About 11 million illegal immigrants are living in the U.S. and 7.8 million have jobs, accounting for nearly 5 percent of the civilian workforce, according to the Pew Research Center.

In the U.S., illegal immigrants make up roughly 53 percent of farmhands, 15 percent of construction labor, and 9 percent of manufacturing and service industry workers, according to Pew.

“How is he different from the other people who hire illegal immigrants?” said Andrew, a 42-year-old information technology worker in the state capital, Harrisburg, who did not give his last name.

He said he was a registered Democrat who voted for Mr. Trump in 2016 and might vote for him again, but he called the decision a “fluid situation” that will include consideration of the illegal employees.

“Americans should have American jobs,” he said. “Everyone has a right to come here, but there is a formal process. That’s why we have laws.”

David W. Leopold, an immigration lawyer and counsel to the immigration advocacy group America’s Voice, said Trump supporters were grasping at straws to defend him.

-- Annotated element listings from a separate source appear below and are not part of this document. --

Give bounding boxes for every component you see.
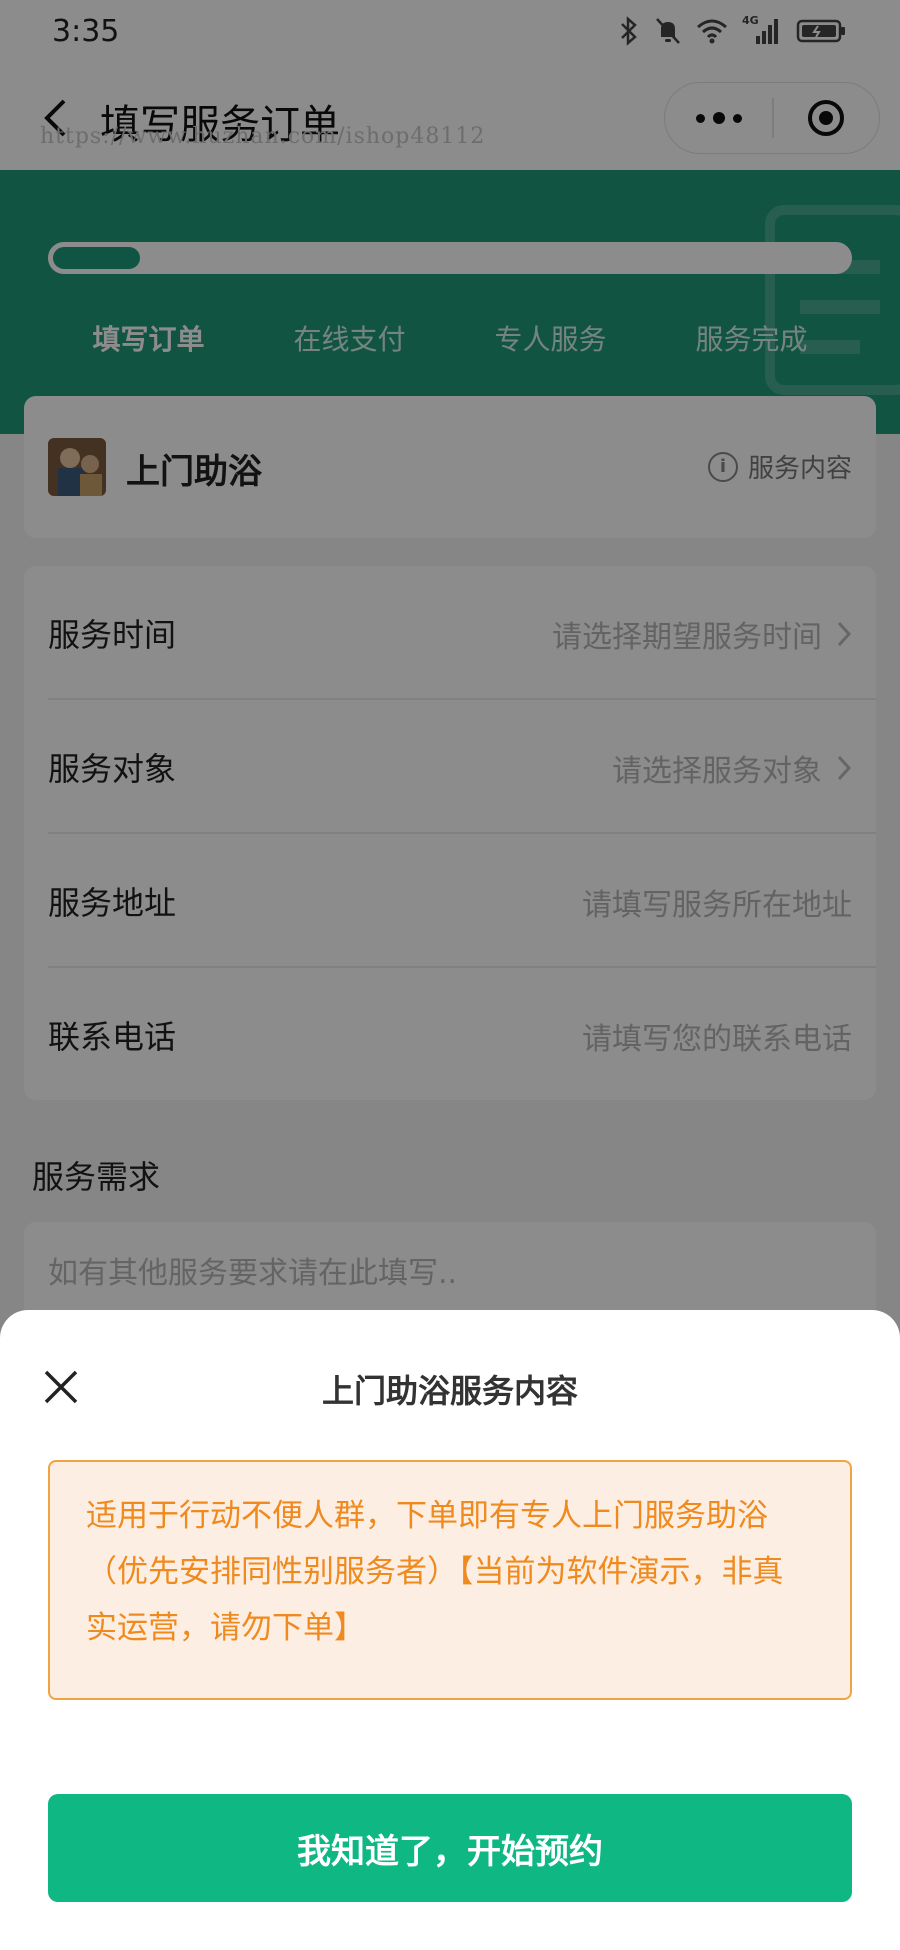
- service-notice: 适用于行动不便人群，下单即有专人上门服务助浴（优先安排同性别服务者）【当前为软件…: [48, 1460, 852, 1700]
- sheet-title: 上门助浴服务内容: [321, 1372, 578, 1410]
- confirm-start-booking-button[interactable]: 我知道了，开始预约: [48, 1794, 852, 1902]
- service-content-sheet: 上门助浴服务内容 适用于行动不便人群，下单即有专人上门服务助浴（优先安排同性别服…: [0, 1310, 900, 1950]
- service-notice-text: 适用于行动不便人群，下单即有专人上门服务助浴（优先安排同性别服务者）【当前为软件…: [86, 1498, 784, 1646]
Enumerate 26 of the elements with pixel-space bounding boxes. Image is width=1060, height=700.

“The excuse that Donald Trump is too busy to know about hiring at his ’empire’ is ludicrous. First, it isn’t an empire. It’s a small family business. Particularly the golf clubs,” he said. “It’s clear that small numbers of people work at the clubs for many years and knew and interacted with Trump personally. That includes the undocumented workers such as Victorina Morales and Sandra Diaz.”

“The ’everybody does it’ excuse is no excuse. Trump based his candidacy and now his presidency on stopping illegal immigration. It is the height of hypocrisy for Trump to exploit undocumented workers for personal gain while separating children at the border, destroying families in the U.S. and screaming for a border wall,” said Mr. Leopold. “Since when is breaking the law acceptable if everyone is doing it? The answer is either to hold them accountable for breaking the law or change the law to legalize the 11 million.”

Ford O’Connell, a Republican Party strategist closely allied with the White House, said the criticism will ring hollow because it comes from Democrats pushing an open-borders agenda of sanctuary cities and voting rights for illegals.

“Obviously the Democrats are going to throw the kitchen sink at him and try to dislodge any support he has in the Rust Belt. That’s what they see as their path to victory,” he said.

Mr. O’Connell said the president can easily bat away the criticism by saying, “As a businessman, I took advantage of a rigged system that works against the American worker. As president, my foremost concern is the American worker, and that’s why I’m working to fix our broken system.

“The problem is the broken system,” he said.